I tried to tell my husband more often what I want and how I want it: to have sex, spend the weekend, run the house. My husband went to meet me, even rejoiced that he would master the preparation of complex dishes. We started going out more often. For the last three months, Sergei has not figured in my life in any way, it becomes easier for me. It’s like I forget him until I see his photo.

Relations with my husband have changed, we both know that in addition to the “rules” there is another, more interesting life, where you can “order” romantic dates and talk about desires. We have become more tolerant, more gentle. It seems that “Tanya is back.”

Will you be the third?

When we give our love to several people, its quantity only grows: new relationships can generate new portions of joy and euphoria that capture all partners. This is the position of supporters of open, non-monogamous relationships. At the heart of polyamorous unions is the consent and achievement of agreements between all participants. And besides – honesty, denial of possessiveness, respect, emotional comfort and continuous dialogue.

Gestalt therapist Olga Dulepina, author of More than Two. Polyamory, open relationships, alternative love, tells who such relationships are shown and who are not.

Polyamory suits:

  • Free from stereotypes, residents of metropolitan areas who want to maintain meaningful relationships without giving a monopoly over their sexuality to one partner;
  • Those whose partners share a similar lifestyle and worldview, match in temperament, or, if there is no match, feel quite calm when they let go of a partner;
  • Men and women who in their development have achieved autonomy, independence and who do not see new contacts as a threat to themselves: their self-esteem, stability.
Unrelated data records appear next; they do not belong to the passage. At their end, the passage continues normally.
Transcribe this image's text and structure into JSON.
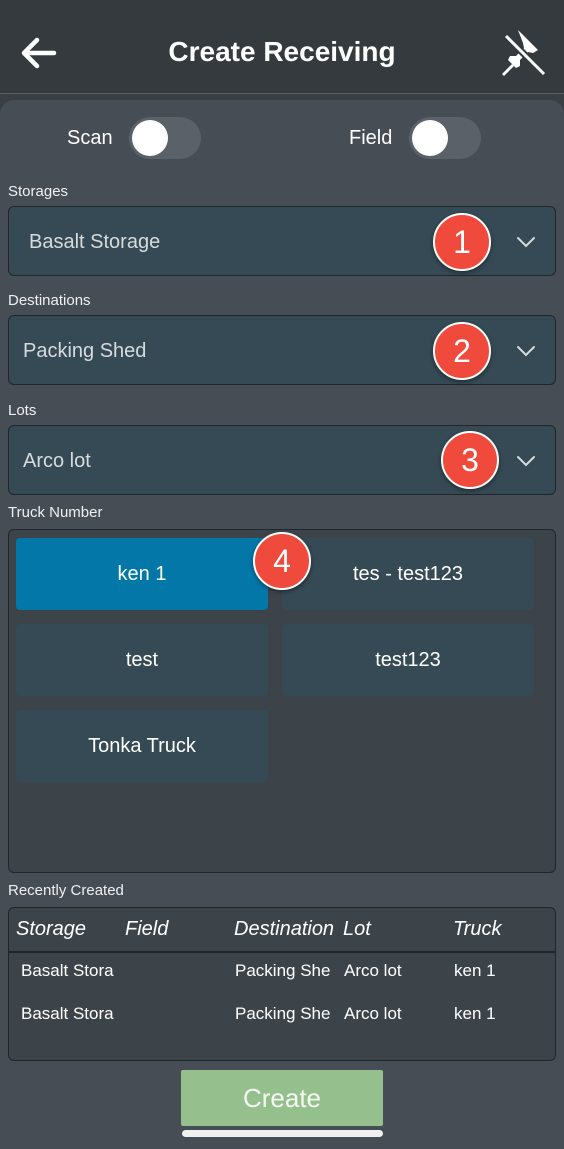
{
  "header": {
    "title": "Create Receiving",
    "back_icon": "arrow-left-icon",
    "pin_icon": "pin-slash-icon"
  },
  "toggles": {
    "scan_label": "Scan",
    "field_label": "Field"
  },
  "storages": {
    "label": "Storages",
    "value": "Basalt Storage",
    "badge": "1"
  },
  "destinations": {
    "label": "Destinations",
    "value": "Packing Shed",
    "badge": "2"
  },
  "lots": {
    "label": "Lots",
    "value": "Arco lot",
    "badge": "3"
  },
  "truck": {
    "label": "Truck Number",
    "badge": "4",
    "options": [
      "ken 1",
      "tes - test123",
      "test",
      "test123",
      "Tonka Truck"
    ],
    "selected": "ken 1"
  },
  "recent": {
    "label": "Recently Created",
    "columns": [
      "Storage",
      "Field",
      "Destination",
      "Lot",
      "Truck"
    ],
    "rows": [
      [
        "Basalt Stora",
        "",
        "Packing She",
        "Arco lot",
        "ken 1"
      ],
      [
        "Basalt Stora",
        "",
        "Packing She",
        "Arco lot",
        "ken 1"
      ]
    ]
  },
  "create_label": "Create",
  "colors": {
    "accent_selected": "#0277a8",
    "badge": "#ef4a3b",
    "create_button": "#95c08d",
    "field_bg": "#354a54"
  }
}
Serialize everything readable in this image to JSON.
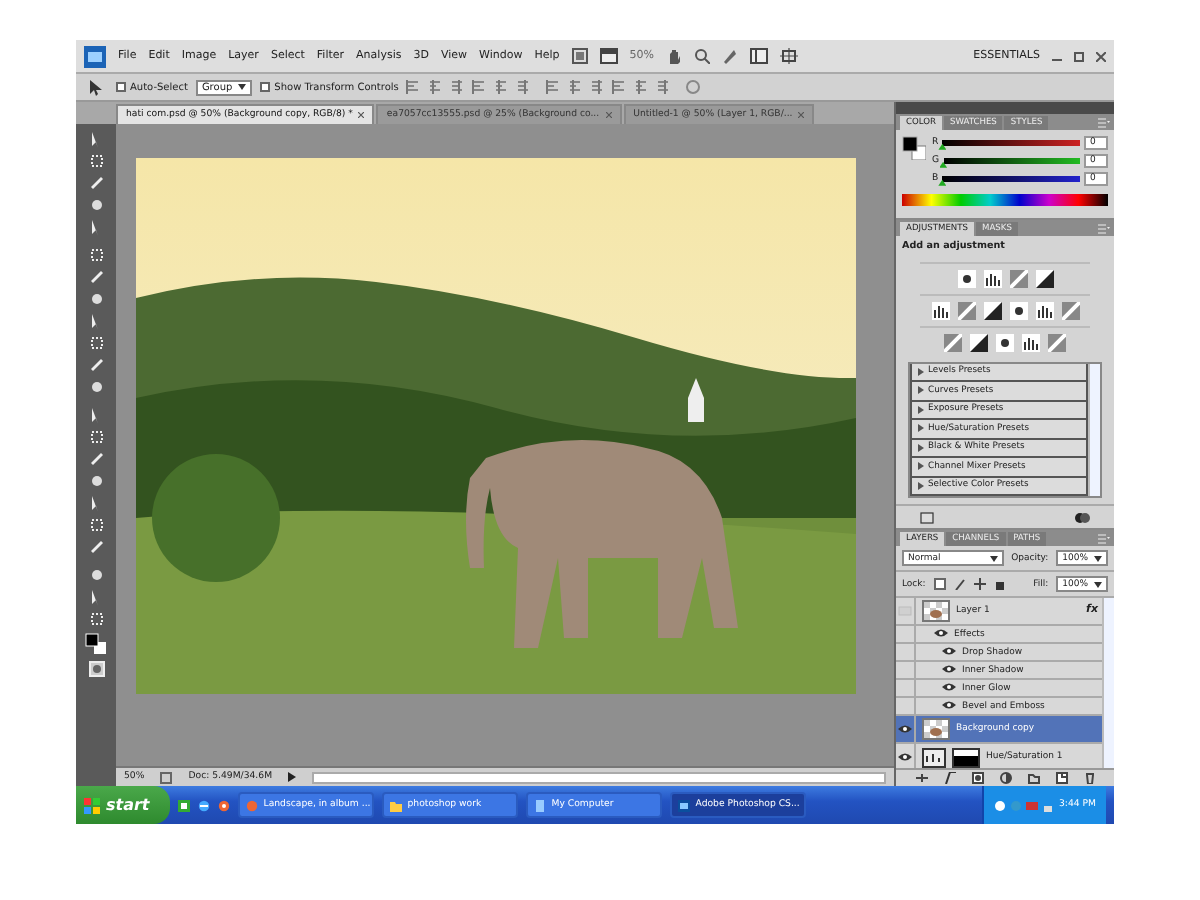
{
  "menu_bar": {
    "items": [
      "File",
      "Edit",
      "Image",
      "Layer",
      "Select",
      "Filter",
      "Analysis",
      "3D",
      "View",
      "Window",
      "Help"
    ],
    "zoom": "50%",
    "workspace": "ESSENTIALS"
  },
  "options_bar": {
    "auto_select": {
      "label": "Auto-Select",
      "checked": false
    },
    "target": "Group",
    "show_transform": {
      "label": "Show Transform Controls",
      "checked": false
    }
  },
  "doc_tabs": [
    {
      "label": "hati com.psd @ 50% (Background copy, RGB/8) *",
      "selected": true
    },
    {
      "label": "ea7057cc13555.psd @ 25% (Background co...",
      "selected": false
    },
    {
      "label": "Untitled-1 @ 50% (Layer 1, RGB/...",
      "selected": false
    }
  ],
  "status_bar": {
    "zoom": "50%",
    "doc_info": "Doc: 5.49M/34.6M"
  },
  "color_panel": {
    "tabs": [
      {
        "label": "COLOR",
        "selected": true
      },
      {
        "label": "SWATCHES",
        "selected": false
      },
      {
        "label": "STYLES",
        "selected": false
      }
    ],
    "channels": [
      {
        "name": "R",
        "value": "0",
        "level": 0
      },
      {
        "name": "G",
        "value": "0",
        "level": 0
      },
      {
        "name": "B",
        "value": "0",
        "level": 0
      }
    ]
  },
  "adjustments_panel": {
    "tabs": [
      {
        "label": "ADJUSTMENTS",
        "selected": true
      },
      {
        "label": "MASKS",
        "selected": false
      }
    ],
    "heading": "Add an adjustment",
    "presets": [
      "Levels Presets",
      "Curves Presets",
      "Exposure Presets",
      "Hue/Saturation Presets",
      "Black & White Presets",
      "Channel Mixer Presets",
      "Selective Color Presets"
    ]
  },
  "layers_panel": {
    "tabs": [
      {
        "label": "LAYERS",
        "selected": true
      },
      {
        "label": "CHANNELS",
        "selected": false
      },
      {
        "label": "PATHS",
        "selected": false
      }
    ],
    "blend_mode": "Normal",
    "opacity_label": "Opacity:",
    "opacity": "100%",
    "lock_label": "Lock:",
    "fill_label": "Fill:",
    "fill": "100%",
    "layers": [
      {
        "name": "Layer 1",
        "kind": "layer",
        "visible": false,
        "selected": false,
        "fx": "fx",
        "effects_label": "Effects",
        "effects": [
          "Drop Shadow",
          "Inner Shadow",
          "Inner Glow",
          "Bevel and Emboss"
        ]
      },
      {
        "name": "Background copy",
        "kind": "layer",
        "visible": true,
        "selected": true
      },
      {
        "name": "Hue/Saturation 1",
        "kind": "adjustment",
        "visible": true,
        "selected": false
      }
    ]
  },
  "taskbar": {
    "start": "start",
    "windows": [
      {
        "label": "Landscape, in album ...",
        "selected": false
      },
      {
        "label": "photoshop work",
        "selected": false
      },
      {
        "label": "My Computer",
        "selected": false
      },
      {
        "label": "Adobe Photoshop CS...",
        "selected": true
      }
    ],
    "clock": "3:44 PM"
  }
}
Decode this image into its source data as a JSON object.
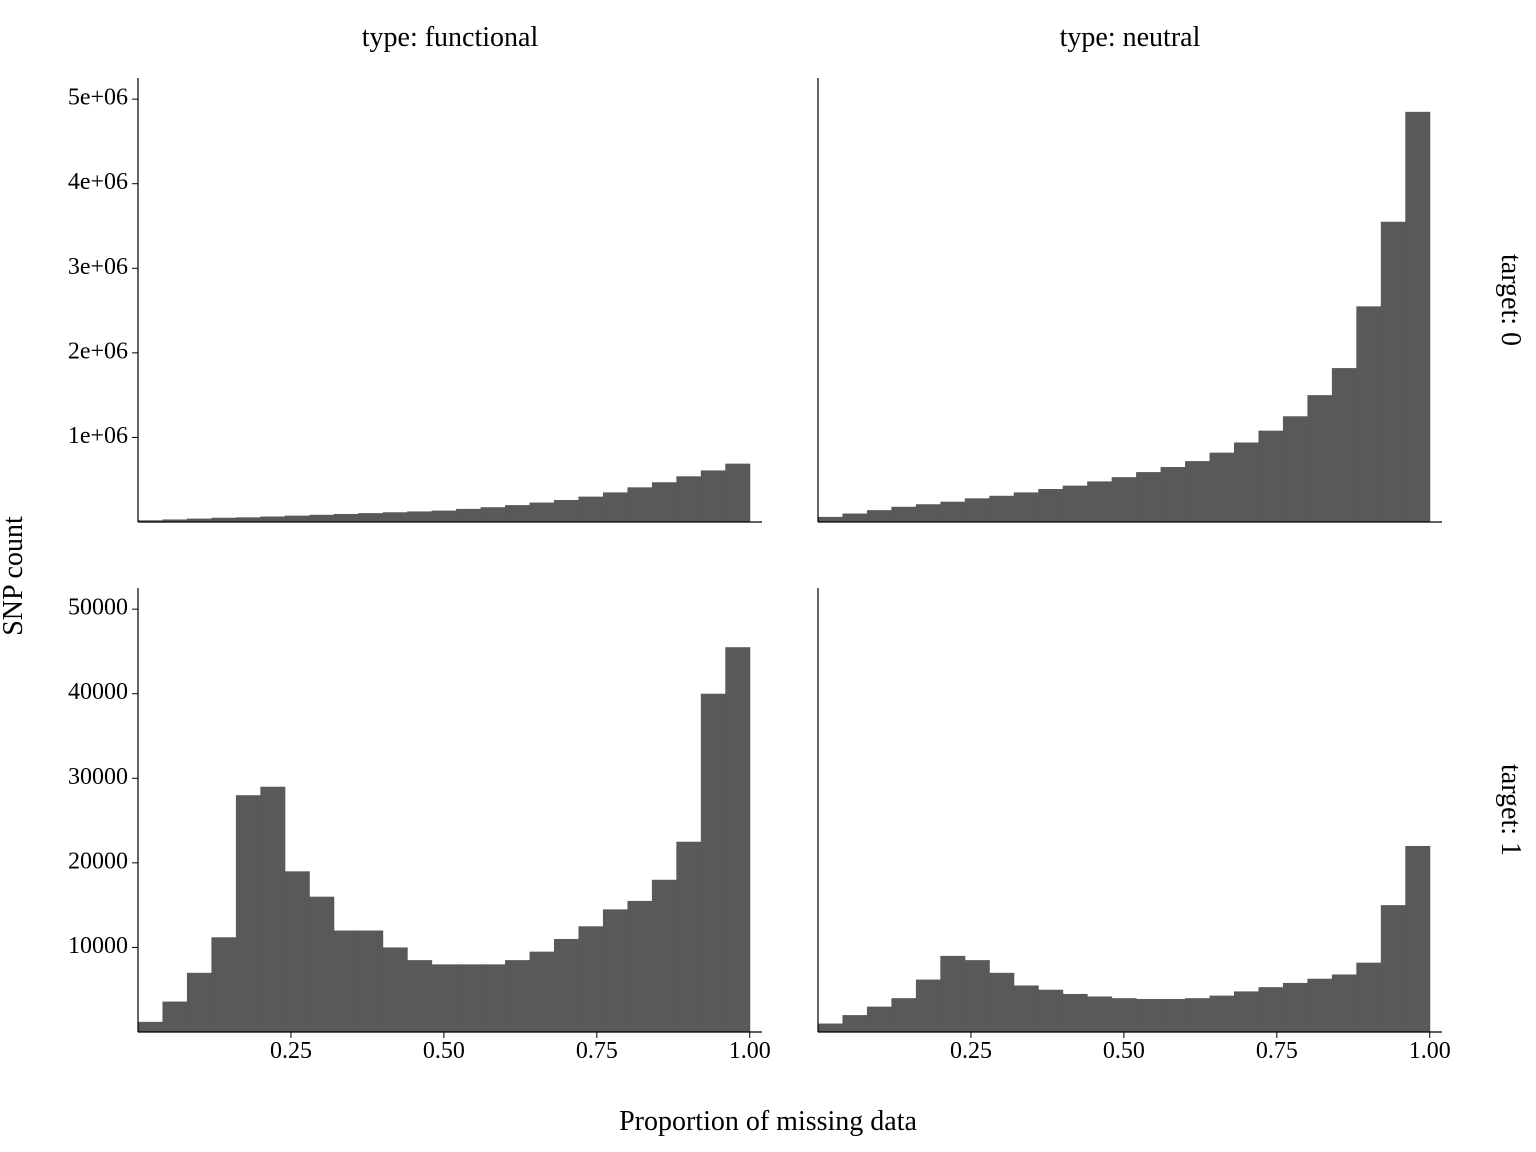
{
  "chart_data": [
    {
      "type": "bar",
      "panel_id": "functional-target0",
      "col_label": "type: functional",
      "row_label": "target: 0",
      "x_breaks": [
        0.04,
        0.08,
        0.12,
        0.16,
        0.2,
        0.24,
        0.28,
        0.32,
        0.36,
        0.4,
        0.44,
        0.48,
        0.52,
        0.56,
        0.6,
        0.64,
        0.68,
        0.72,
        0.76,
        0.8,
        0.84,
        0.88,
        0.92,
        0.96,
        1.0
      ],
      "values": [
        20000,
        30000,
        40000,
        50000,
        55000,
        65000,
        75000,
        85000,
        95000,
        105000,
        115000,
        125000,
        135000,
        155000,
        175000,
        200000,
        230000,
        260000,
        300000,
        350000,
        410000,
        470000,
        540000,
        610000,
        690000
      ],
      "x_ticks": [
        0.25,
        0.5,
        0.75,
        1.0
      ],
      "x_tick_labels": [
        "0.25",
        "0.50",
        "0.75",
        "1.00"
      ],
      "y_ticks": [
        1000000,
        2000000,
        3000000,
        4000000,
        5000000
      ],
      "y_tick_labels": [
        "1e+06",
        "2e+06",
        "3e+06",
        "4e+06",
        "5e+06"
      ],
      "xlim": [
        0.0,
        1.02
      ],
      "ylim": [
        0,
        5250000
      ],
      "show_y_ticks": true,
      "show_x_ticks": false
    },
    {
      "type": "bar",
      "panel_id": "neutral-target0",
      "col_label": "type: neutral",
      "row_label": "target: 0",
      "x_breaks": [
        0.04,
        0.08,
        0.12,
        0.16,
        0.2,
        0.24,
        0.28,
        0.32,
        0.36,
        0.4,
        0.44,
        0.48,
        0.52,
        0.56,
        0.6,
        0.64,
        0.68,
        0.72,
        0.76,
        0.8,
        0.84,
        0.88,
        0.92,
        0.96,
        1.0
      ],
      "values": [
        60000,
        100000,
        140000,
        180000,
        210000,
        240000,
        280000,
        310000,
        350000,
        390000,
        430000,
        480000,
        530000,
        590000,
        650000,
        720000,
        820000,
        940000,
        1080000,
        1250000,
        1500000,
        1820000,
        2550000,
        3550000,
        4850000
      ],
      "x_ticks": [
        0.25,
        0.5,
        0.75,
        1.0
      ],
      "x_tick_labels": [
        "0.25",
        "0.50",
        "0.75",
        "1.00"
      ],
      "y_ticks": [
        1000000,
        2000000,
        3000000,
        4000000,
        5000000
      ],
      "y_tick_labels": [
        "1e+06",
        "2e+06",
        "3e+06",
        "4e+06",
        "5e+06"
      ],
      "xlim": [
        0.0,
        1.02
      ],
      "ylim": [
        0,
        5250000
      ],
      "show_y_ticks": false,
      "show_x_ticks": false
    },
    {
      "type": "bar",
      "panel_id": "functional-target1",
      "col_label": "type: functional",
      "row_label": "target: 1",
      "x_breaks": [
        0.04,
        0.08,
        0.12,
        0.16,
        0.2,
        0.24,
        0.28,
        0.32,
        0.36,
        0.4,
        0.44,
        0.48,
        0.52,
        0.56,
        0.6,
        0.64,
        0.68,
        0.72,
        0.76,
        0.8,
        0.84,
        0.88,
        0.92,
        0.96,
        1.0
      ],
      "values": [
        1200,
        3600,
        7000,
        11200,
        28000,
        29000,
        19000,
        16000,
        12000,
        12000,
        10000,
        8500,
        8000,
        8000,
        8000,
        8500,
        9500,
        11000,
        12500,
        14500,
        15500,
        18000,
        22500,
        40000,
        45500
      ],
      "x_ticks": [
        0.25,
        0.5,
        0.75,
        1.0
      ],
      "x_tick_labels": [
        "0.25",
        "0.50",
        "0.75",
        "1.00"
      ],
      "y_ticks": [
        10000,
        20000,
        30000,
        40000,
        50000
      ],
      "y_tick_labels": [
        "10000",
        "20000",
        "30000",
        "40000",
        "50000"
      ],
      "xlim": [
        0.0,
        1.02
      ],
      "ylim": [
        0,
        52500
      ],
      "show_y_ticks": true,
      "show_x_ticks": true
    },
    {
      "type": "bar",
      "panel_id": "neutral-target1",
      "col_label": "type: neutral",
      "row_label": "target: 1",
      "x_breaks": [
        0.04,
        0.08,
        0.12,
        0.16,
        0.2,
        0.24,
        0.28,
        0.32,
        0.36,
        0.4,
        0.44,
        0.48,
        0.52,
        0.56,
        0.6,
        0.64,
        0.68,
        0.72,
        0.76,
        0.8,
        0.84,
        0.88,
        0.92,
        0.96,
        1.0
      ],
      "values": [
        1000,
        2000,
        3000,
        4000,
        6200,
        9000,
        8500,
        7000,
        5500,
        5000,
        4500,
        4200,
        4000,
        3900,
        3900,
        4000,
        4300,
        4800,
        5300,
        5800,
        6300,
        6800,
        8200,
        15000,
        22000
      ],
      "x_ticks": [
        0.25,
        0.5,
        0.75,
        1.0
      ],
      "x_tick_labels": [
        "0.25",
        "0.50",
        "0.75",
        "1.00"
      ],
      "y_ticks": [
        10000,
        20000,
        30000,
        40000,
        50000
      ],
      "y_tick_labels": [
        "10000",
        "20000",
        "30000",
        "40000",
        "50000"
      ],
      "xlim": [
        0.0,
        1.02
      ],
      "ylim": [
        0,
        52500
      ],
      "show_y_ticks": false,
      "show_x_ticks": true
    }
  ],
  "layout": {
    "col_labels": [
      "type: functional",
      "type: neutral"
    ],
    "row_labels": [
      "target: 0",
      "target: 1"
    ],
    "xlabel": "Proportion of missing data",
    "ylabel": "SNP count"
  }
}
Ethical non-monogamy does not fit:

  • Couples who are in financially and emotionally dependent relationships (and hostile-dependent): there is a high risk of traumatization;
  • Unequal unions, where a man and a woman have different rights in everything, including the realization of sexual desires;
  • Those who see the appearance of a third person as a threat to self-worth and who are not able to cope with fear, jealousy, with a feeling of their less attractiveness and significance for a partner.


1. R. Martin “How We Do It” (Alpina non-fiction, 2016).

2. К. Дюранте (K. Durante) и др. Ovulation leads women to perceive sexy cads as good dads. Journ. of Pers. and Social Psychology; 103(2), 2012.

3. H. Fischer “Why do we love?” (Alpina non-fiction, 2019).